O SGB firmou acordo com o Serviço Geológico do Canadá (SGC) e manteve reuniões com outros países e empresas privadas. O diretor-presidente do SGB, Vilmar Simões, afirmou que o acordo e a ampliação da base de dados ajudam na retomada de projetos que colocam o país em posição mais competitiva para atrair investidores a fim de fortalecer parcerias internacionais e formar alianças, como com o SGC.
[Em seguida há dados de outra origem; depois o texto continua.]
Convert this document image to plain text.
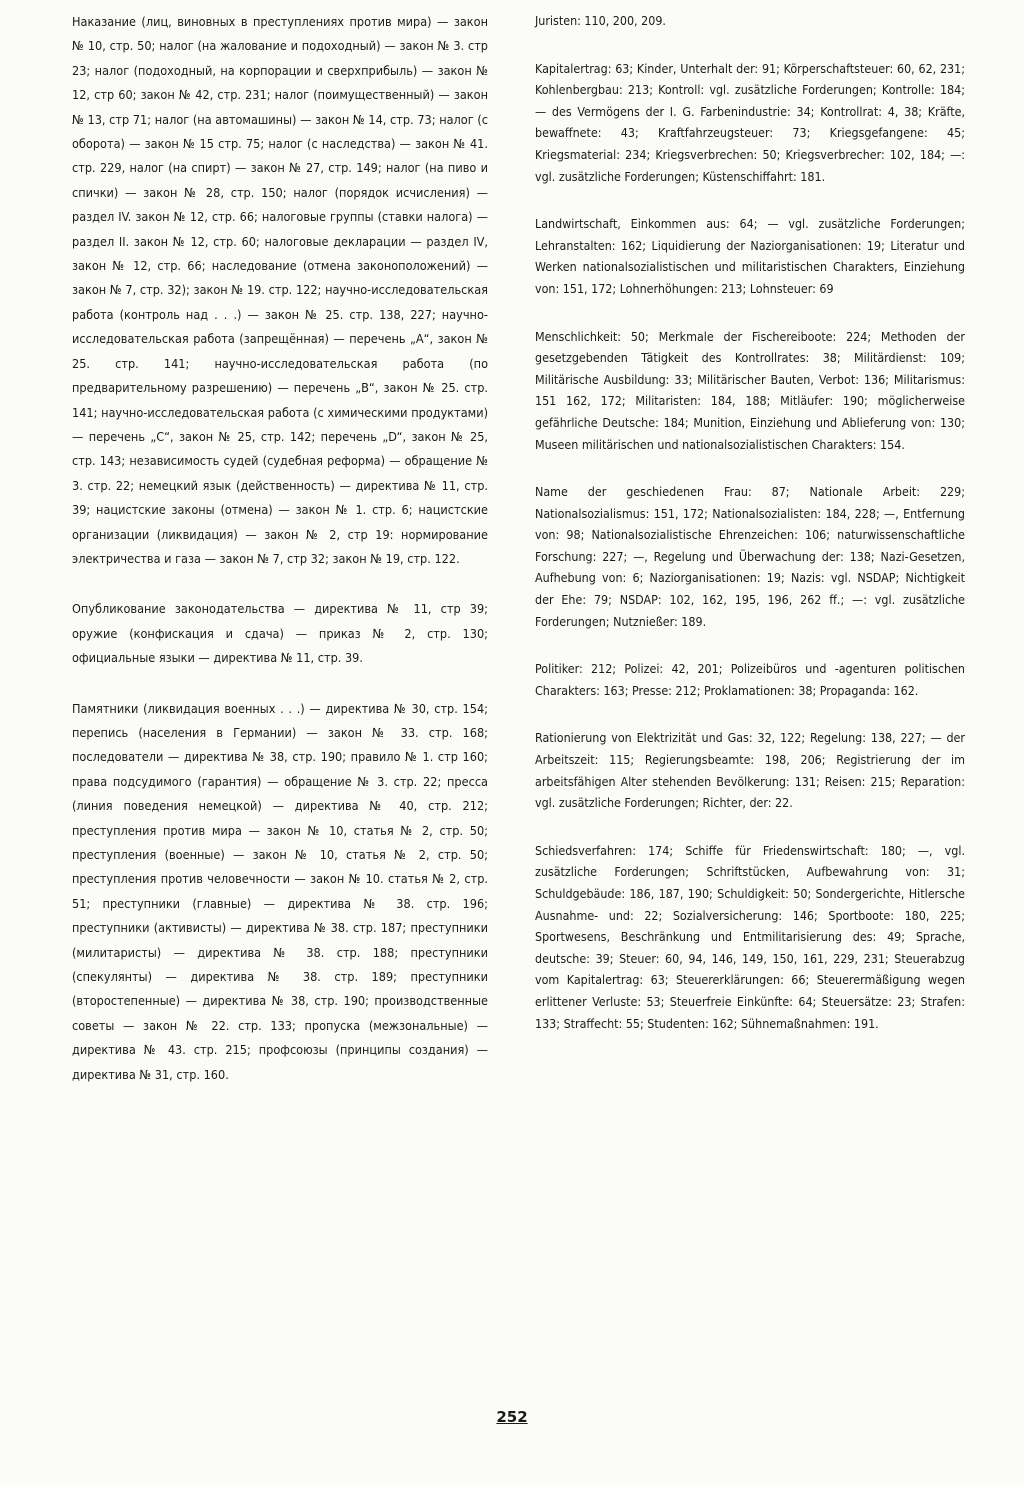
Наказание (лиц, виновных в преступлениях против мира) — закон № 10, стр. 50; налог (на жалование и подоходный) — закон № 3. стр 23; налог (подоходный, на корпорации и сверхприбыль) — закон № 12, стр 60; закон № 42, стр. 231; налог (поимущественный) — закон № 13, стр 71; налог (на автомашины) — закон № 14, стр. 73; налог (с оборота) — закон № 15 стр. 75; налог (с наследства) — закон № 41. стр. 229, налог (на спирт) — закон № 27, стр. 149; налог (на пиво и спички) — закон № 28, стр. 150; налог (порядок исчисления) — раздел IV. закон № 12, стр. 66; налоговые группы (ставки налога) — раздел II. закон № 12, стр. 60; налоговые декларации — раздел IV, закон № 12, стр. 66; наследование (отмена законоположений) — закон № 7, стр. 32); закон № 19. стр. 122; научно-исследовательская работа (контроль над . . .) — закон № 25. стр. 138, 227; научно-исследовательская работа (запрещённая) — перечень „А“, закон № 25. стр. 141; научно-исследовательская работа (по предварительному разрешению) — перечень „В“, закон № 25. стр. 141; научно-исследовательская работа (с химическими продуктами) — перечень „С“, закон № 25, стр. 142; перечень „D“, закон № 25, стр. 143; независимость судей (судебная реформа) — обращение № 3. стр. 22; немецкий язык (действенность) — директива № 11, стр. 39; нацистские законы (отмена) — закон № 1. стр. 6; нацистские организации (ликвидация) — закон № 2, стр 19: нормирование электричества и газа — закон № 7, стр 32; закон № 19, стр. 122.

Опубликование законодательства — директива № 11, стр 39; оружие (конфискация и сдача) — приказ № 2, стр. 130; официальные языки — директива № 11, стр. 39.

Памятники (ликвидация военных . . .) — директива № 30, стр. 154; перепись (населения в Германии) — закон № 33. стр. 168; последователи — директива № 38, стр. 190; правило № 1. стр 160; права подсудимого (гарантия) — обращение № 3. стр. 22; пресса (линия поведения немецкой) — директива № 40, стр. 212; преступления против мира — закон № 10, статья № 2, стр. 50; преступления (военные) — закон № 10, статья № 2, стр. 50; преступления против человечности — закон № 10. статья № 2, стр. 51; преступники (главные) — директива № 38. стр. 196; преступники (активисты) — директива № 38. стр. 187; преступники (милитаристы) — директива № 38. стр. 188; преступники (спекулянты) — директива № 38. стр. 189; преступники (второстепенные) — директива № 38, стр. 190; производственные советы — закон № 22. стр. 133; пропуска (межзональные) — директива № 43. стр. 215; профсоюзы (принципы создания) — директива № 31, стр. 160.

Juristen: 110, 200, 209.

Kapitalertrag: 63; Kinder, Unterhalt der: 91; Körperschaftsteuer: 60, 62, 231; Kohlenbergbau: 213; Kontroll: vgl. zusätzliche Forderungen; Kontrolle: 184; — des Vermögens der I. G. Farbenindustrie: 34; Kontrollrat: 4, 38; Kräfte, bewaffnete: 43; Kraftfahrzeugsteuer: 73; Kriegsgefangene: 45; Kriegsmaterial: 234; Kriegsverbrechen: 50; Kriegsverbrecher: 102, 184; —: vgl. zusätzliche Forderungen; Küstenschiffahrt: 181.

Landwirtschaft, Einkommen aus: 64; — vgl. zusätzliche Forderungen; Lehranstalten: 162; Liquidierung der Naziorganisationen: 19; Literatur und Werken nationalsozialistischen und militaristischen Charakters, Einziehung von: 151, 172; Lohnerhöhungen: 213; Lohnsteuer: 69

Menschlichkeit: 50; Merkmale der Fischereiboote: 224; Methoden der gesetzgebenden Tätigkeit des Kontrollrates: 38; Militärdienst: 109; Militärische Ausbildung: 33; Militärischer Bauten, Verbot: 136; Militarismus: 151 162, 172; Militaristen: 184, 188; Mitläufer: 190; möglicherweise gefährliche Deutsche: 184; Munition, Einziehung und Ablieferung von: 130; Museen militärischen und nationalsozialistischen Charakters: 154.

Name der geschiedenen Frau: 87; Nationale Arbeit: 229; Nationalsozialismus: 151, 172; Nationalsozialisten: 184, 228; —, Entfernung von: 98; Nationalsozialistische Ehrenzeichen: 106; naturwissenschaftliche Forschung: 227; —, Regelung und Überwachung der: 138; Nazi-Gesetzen, Aufhebung von: 6; Naziorganisationen: 19; Nazis: vgl. NSDAP; Nichtigkeit der Ehe: 79; NSDAP: 102, 162, 195, 196, 262 ff.; —: vgl. zusätzliche Forderungen; Nutznießer: 189.

Politiker: 212; Polizei: 42, 201; Polizeibüros und -agenturen politischen Charakters: 163; Presse: 212; Proklamationen: 38; Propaganda: 162.

Rationierung von Elektrizität und Gas: 32, 122; Regelung: 138, 227; — der Arbeitszeit: 115; Regierungsbeamte: 198, 206; Registrierung der im arbeitsfähigen Alter stehenden Bevölkerung: 131; Reisen: 215; Reparation: vgl. zusätzliche Forderungen; Richter, der: 22.

Schiedsverfahren: 174; Schiffe für Friedenswirtschaft: 180; —, vgl. zusätzliche Forderungen; Schriftstücken, Aufbewahrung von: 31; Schuldgebäude: 186, 187, 190; Schuldigkeit: 50; Sondergerichte, Hitlersche Ausnahme- und: 22; Sozialversicherung: 146; Sportboote: 180, 225; Sportwesens, Beschränkung und Entmilitarisierung des: 49; Sprache, deutsche: 39; Steuer: 60, 94, 146, 149, 150, 161, 229, 231; Steuerabzug vom Kapitalertrag: 63; Steuererklärungen: 66; Steuerermäßigung wegen erlittener Verluste: 53; Steuerfreie Einkünfte: 64; Steuersätze: 23; Strafen: 133; Straffecht: 55; Studenten: 162; Sühnemaßnahmen: 191.

252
Um dos focos está na retomada dos levantamentos aerogeofísicos, usados para mapear o subsolo com maior precisão. Essas informações reduzem a incerteza para empresas que buscam novas áreas de exploração, o que impacta diretamente o custo e o tempo de operação. A ausência desse tipo de informação sempre foi um problema histórico da mineração brasileira.
Outro tópico apresentado no evento foi o uso de inteligência artificial (IA) aplicada à geologia. A tecnologia permite analisar grandes volumes de dados e gerar mapas de probabilidade mineral mais assertivos, diminuindo o tempo necessário para identificar depósitos e aumentar a eficiência em explorações, atraindo investidores.
As estratégias visam inserir o Brasil em cadeias globais de minerais, como lítio e terras raras, onde a demanda cresce, junto a cooperação internacional e atualização de dados para destravar novos projetos no setor. O país tenta reduzir o atraso na produção de registros geocientíficos em relação a concorrentes como Canadá e Austrália. Informações apresentadas na própria PDAC 2026 indicam que mercados com maior nível de detalhamento geológico atraem mais capital de risco para exploração mineral.